Pourtant, 41 % des personnes sondées ne ressentent pas ce sentiment contre 25 % des individus qui ressentent un fort sentiment de discrimination et de stigmatisation. Ainsi, comme le précisent Xavier Crettiez et Romain Sèze, l’hypothèse qu’un individu se radicalise en raison du ressenti de ce sentiment est peu probable.

Enfin, intéressons-nous au capital culturel et religieux des individus. En effet, une donnée frappante montre que 54 % des personnes de l’échantillon ont des connaissances religieuses faibles contre seulement 20 % qui disposent de solides connaissances.

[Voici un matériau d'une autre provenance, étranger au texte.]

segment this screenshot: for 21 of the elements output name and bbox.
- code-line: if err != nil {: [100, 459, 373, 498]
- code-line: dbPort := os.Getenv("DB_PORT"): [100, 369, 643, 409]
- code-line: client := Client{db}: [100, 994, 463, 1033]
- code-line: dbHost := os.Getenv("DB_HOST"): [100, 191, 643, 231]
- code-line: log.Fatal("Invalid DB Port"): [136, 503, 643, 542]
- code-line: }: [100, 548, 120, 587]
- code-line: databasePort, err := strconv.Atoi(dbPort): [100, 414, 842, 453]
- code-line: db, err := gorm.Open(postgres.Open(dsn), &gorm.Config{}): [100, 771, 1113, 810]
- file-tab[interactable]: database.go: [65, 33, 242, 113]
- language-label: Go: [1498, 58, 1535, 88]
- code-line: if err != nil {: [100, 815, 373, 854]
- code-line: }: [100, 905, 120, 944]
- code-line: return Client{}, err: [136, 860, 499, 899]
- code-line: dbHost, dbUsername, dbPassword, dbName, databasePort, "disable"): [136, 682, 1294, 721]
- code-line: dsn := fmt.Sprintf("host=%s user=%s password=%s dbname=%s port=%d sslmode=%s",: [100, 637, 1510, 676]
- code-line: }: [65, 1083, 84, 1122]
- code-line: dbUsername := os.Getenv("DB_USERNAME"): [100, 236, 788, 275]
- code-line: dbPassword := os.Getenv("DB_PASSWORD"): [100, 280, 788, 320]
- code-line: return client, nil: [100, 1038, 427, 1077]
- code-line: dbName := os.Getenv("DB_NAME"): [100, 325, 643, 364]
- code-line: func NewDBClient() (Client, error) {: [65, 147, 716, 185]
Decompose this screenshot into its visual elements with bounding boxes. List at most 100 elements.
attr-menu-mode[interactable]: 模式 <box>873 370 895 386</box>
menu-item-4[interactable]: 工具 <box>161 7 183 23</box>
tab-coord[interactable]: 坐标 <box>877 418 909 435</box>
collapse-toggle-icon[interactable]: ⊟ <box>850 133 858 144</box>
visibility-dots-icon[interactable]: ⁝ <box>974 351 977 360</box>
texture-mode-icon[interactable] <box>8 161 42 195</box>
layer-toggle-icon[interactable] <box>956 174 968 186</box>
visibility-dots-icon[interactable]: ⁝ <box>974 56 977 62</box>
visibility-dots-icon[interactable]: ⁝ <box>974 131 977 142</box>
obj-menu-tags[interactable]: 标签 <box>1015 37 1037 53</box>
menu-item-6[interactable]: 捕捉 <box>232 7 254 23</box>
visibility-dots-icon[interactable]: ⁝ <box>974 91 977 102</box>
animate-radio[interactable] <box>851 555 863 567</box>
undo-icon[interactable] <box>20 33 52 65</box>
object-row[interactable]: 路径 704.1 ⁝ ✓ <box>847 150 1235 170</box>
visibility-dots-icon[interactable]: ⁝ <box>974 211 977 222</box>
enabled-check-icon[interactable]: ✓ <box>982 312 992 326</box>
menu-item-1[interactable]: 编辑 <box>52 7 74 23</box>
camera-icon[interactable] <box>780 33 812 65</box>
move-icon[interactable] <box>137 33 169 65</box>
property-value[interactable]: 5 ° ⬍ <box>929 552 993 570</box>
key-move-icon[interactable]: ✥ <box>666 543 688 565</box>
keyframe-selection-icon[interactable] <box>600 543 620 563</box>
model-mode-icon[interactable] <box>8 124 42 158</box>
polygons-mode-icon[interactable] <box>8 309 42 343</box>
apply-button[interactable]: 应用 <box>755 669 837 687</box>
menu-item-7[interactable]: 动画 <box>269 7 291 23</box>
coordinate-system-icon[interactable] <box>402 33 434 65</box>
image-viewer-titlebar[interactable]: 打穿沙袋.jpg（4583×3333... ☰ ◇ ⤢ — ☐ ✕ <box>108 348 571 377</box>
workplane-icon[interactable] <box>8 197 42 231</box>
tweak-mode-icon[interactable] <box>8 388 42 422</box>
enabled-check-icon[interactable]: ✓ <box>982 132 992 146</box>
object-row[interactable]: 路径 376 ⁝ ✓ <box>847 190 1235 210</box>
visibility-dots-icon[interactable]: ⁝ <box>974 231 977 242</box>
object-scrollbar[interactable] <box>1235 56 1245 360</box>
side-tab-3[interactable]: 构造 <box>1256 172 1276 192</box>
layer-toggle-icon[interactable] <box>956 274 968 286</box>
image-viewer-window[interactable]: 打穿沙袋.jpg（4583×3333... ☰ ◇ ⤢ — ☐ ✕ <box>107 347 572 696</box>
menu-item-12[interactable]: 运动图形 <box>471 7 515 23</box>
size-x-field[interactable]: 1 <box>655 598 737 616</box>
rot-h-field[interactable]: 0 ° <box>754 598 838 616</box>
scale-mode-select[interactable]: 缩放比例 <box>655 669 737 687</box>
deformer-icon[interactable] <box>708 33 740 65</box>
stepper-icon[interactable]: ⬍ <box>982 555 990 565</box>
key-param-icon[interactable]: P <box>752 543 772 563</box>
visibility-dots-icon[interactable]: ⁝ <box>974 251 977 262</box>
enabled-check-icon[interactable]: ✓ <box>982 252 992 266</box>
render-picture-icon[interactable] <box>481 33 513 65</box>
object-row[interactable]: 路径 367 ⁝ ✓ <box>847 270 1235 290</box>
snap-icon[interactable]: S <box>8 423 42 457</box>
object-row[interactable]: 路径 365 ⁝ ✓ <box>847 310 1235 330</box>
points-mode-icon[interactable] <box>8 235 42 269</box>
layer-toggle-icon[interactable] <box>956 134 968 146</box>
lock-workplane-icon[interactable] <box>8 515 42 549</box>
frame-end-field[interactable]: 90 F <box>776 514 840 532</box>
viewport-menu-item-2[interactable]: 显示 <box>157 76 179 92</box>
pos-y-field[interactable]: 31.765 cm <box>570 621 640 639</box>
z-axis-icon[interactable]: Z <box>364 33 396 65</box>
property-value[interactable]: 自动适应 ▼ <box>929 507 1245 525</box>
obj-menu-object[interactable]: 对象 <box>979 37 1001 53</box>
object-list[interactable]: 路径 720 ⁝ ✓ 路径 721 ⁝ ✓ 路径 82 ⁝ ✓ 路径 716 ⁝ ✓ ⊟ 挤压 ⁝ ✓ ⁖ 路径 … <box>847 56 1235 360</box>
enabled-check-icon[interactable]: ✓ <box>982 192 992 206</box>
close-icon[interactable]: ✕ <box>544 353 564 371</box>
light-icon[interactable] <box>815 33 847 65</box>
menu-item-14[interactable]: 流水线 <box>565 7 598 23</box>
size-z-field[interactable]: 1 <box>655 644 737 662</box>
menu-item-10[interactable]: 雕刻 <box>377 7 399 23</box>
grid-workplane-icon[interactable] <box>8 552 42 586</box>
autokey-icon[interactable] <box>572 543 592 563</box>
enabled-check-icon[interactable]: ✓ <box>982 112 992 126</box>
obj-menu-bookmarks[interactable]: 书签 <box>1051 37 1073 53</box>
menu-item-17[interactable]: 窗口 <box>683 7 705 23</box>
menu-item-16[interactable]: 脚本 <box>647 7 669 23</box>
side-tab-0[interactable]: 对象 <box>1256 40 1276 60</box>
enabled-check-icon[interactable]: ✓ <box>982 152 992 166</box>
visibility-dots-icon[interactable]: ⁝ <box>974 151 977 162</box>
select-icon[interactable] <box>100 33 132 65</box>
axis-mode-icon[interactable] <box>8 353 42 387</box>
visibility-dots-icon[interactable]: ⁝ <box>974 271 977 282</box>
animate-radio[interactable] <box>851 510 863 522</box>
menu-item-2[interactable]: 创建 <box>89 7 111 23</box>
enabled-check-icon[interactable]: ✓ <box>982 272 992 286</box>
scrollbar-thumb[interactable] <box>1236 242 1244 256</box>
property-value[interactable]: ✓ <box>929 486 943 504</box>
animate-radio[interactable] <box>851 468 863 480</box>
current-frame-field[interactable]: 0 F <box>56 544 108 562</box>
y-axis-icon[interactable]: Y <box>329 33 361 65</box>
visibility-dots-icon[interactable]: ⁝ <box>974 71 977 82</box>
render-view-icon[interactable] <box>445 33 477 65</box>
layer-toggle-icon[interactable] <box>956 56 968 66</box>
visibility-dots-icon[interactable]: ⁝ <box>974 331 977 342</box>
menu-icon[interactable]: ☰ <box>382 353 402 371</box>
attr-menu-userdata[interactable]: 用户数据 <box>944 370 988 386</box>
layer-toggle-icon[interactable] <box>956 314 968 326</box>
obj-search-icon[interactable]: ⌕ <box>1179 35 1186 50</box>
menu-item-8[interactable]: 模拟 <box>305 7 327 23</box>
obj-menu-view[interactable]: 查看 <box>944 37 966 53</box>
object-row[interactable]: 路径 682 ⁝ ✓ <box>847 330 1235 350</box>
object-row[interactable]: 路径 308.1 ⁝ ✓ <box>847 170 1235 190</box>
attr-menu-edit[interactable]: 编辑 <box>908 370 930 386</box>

De la même manière, les connaissances géopolitiques suivent le même schéma puisque seulement 10 % des sondés disposent de connaissances solides.

Ces différentes données nous exposent ainsi la complexité des profils et nous mettent en garde face à la volonté de les uniformiser. À présent, penchons-nous sur les modes de radicalisation, à savoir comment les individus s’orientent vers l’idéologie djihadiste.

Le premier processus que nous pouvons citer est celui de la socialisation amicale. Ce dernier se définit par le fait de rejoindre une pensée radicale via des relations, notamment amicales. Sur les personnes sondées, 53 % d’entre elles se sont radicalisées par ce processus. Toutefois, malgré ce chiffre, ce processus n’est pas dominant puisque la radicalisation par les réseaux sociaux ou la consultation sur internet de vidéos djihadistes a constitué le point d’entrée pour 70 % des personnes sondées.

D’autres modes de radicalisation existent, à commencer par la socialisation à la radicalité au sein d’un groupe militant. 17 % des sondés ont indiqué avoir connu cette évolution, tandis que pour 80 % de l’échantillon, le militantisme n’existait pas avant leur engagement. De la même manière, nous pouvons mentionner la radicalisation institutionnelle. Celle-ci se caractérise par un individu qui a commencé son militantisme après un engagement dans une association culturelle ou caritative musulmane, en lien avec une pratique sportive ou la fréquentation d’un lieu de culte. Selon l’étude, 70 % des personnes estiment quasi-nulle la radicalisation institutionnelle. Une donnée surprenante au premier abord puisque, dans l’esprit collectif, les lieux de culte salafistes sont des endroits particulièrement propices pour s’orienter vers le djihadisme.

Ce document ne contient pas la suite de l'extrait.